MEASUREMENT OF NITRIC
OXIDE PRODUCTION BY CHRONIC GRANULOMATOUS DISEASE PATIENTS
Tsuji S, Taniuchi S,
Hasui M, Yamamoto A, Kobayashi Y
Department of
Pediatrics, Kansai Medical University, Osaka, Japan
Objective: Nitric oxide
synthase(NOS) in human neutrophils is not well characterized. We have
evaluated the direct measurement of NO production in the patients with
chronic granulomatous disease.
Methods: Venous blood was
obtained from healthy volunteers and from patients with chronic
granulomatous disease (CGD). One ml of whole blood was incubated with
lipopolysaccharide (LPS), methylisothiourea (EIT) and 7-nitroindazole
(7-NI). Then the mixture was incubated for the indicated periods of time,
to which diaminofluorescein-2 (DAF-2) was added together with LPS, EIT and
7-NI 120 min before termination of the incubation period A mixture of whole
blood, DCFH-DA and PMA was incubated. At the end of the incubation period,
the sample was prepared for flow cytometry analysis.
Results: Intracellular NO
production increased time-dependently when stimulated by LPS, and its
inhibition by EIT. All PMNs from the patients with CGD failed to generate
hydrogen peroxide, but NO production of CGD PMNs was significantly
increased when compared with that of control PMNs (p<0.05).

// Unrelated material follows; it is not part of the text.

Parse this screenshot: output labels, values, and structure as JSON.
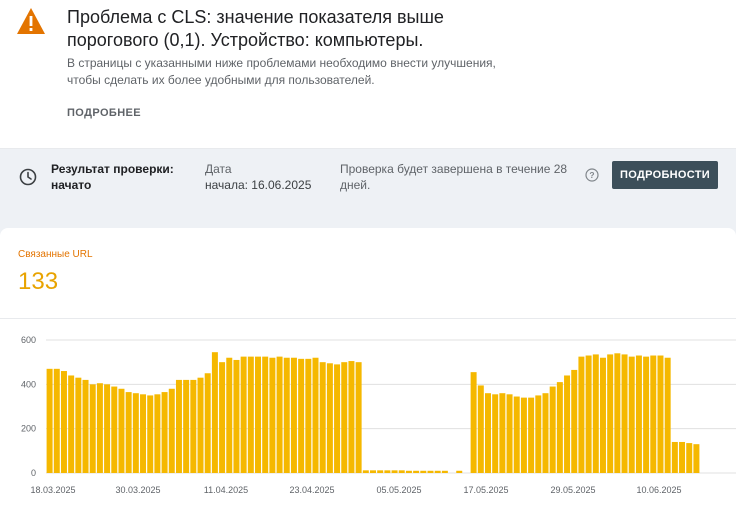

Conclusion: A significantly higher
NO production by CGD PMNs than control cells clearly indicates that DAF-2
does not measure hydrogen peroxide, and this observation may be ascribed to
the failure of CGD PMNs to produce hydrogen peroxide and peroxynitrite.
Therefore an overproduction of NO by PMNs of CGD patients may be explained
by the overproduction of iNOS stimulated by several inflammatory cytokines.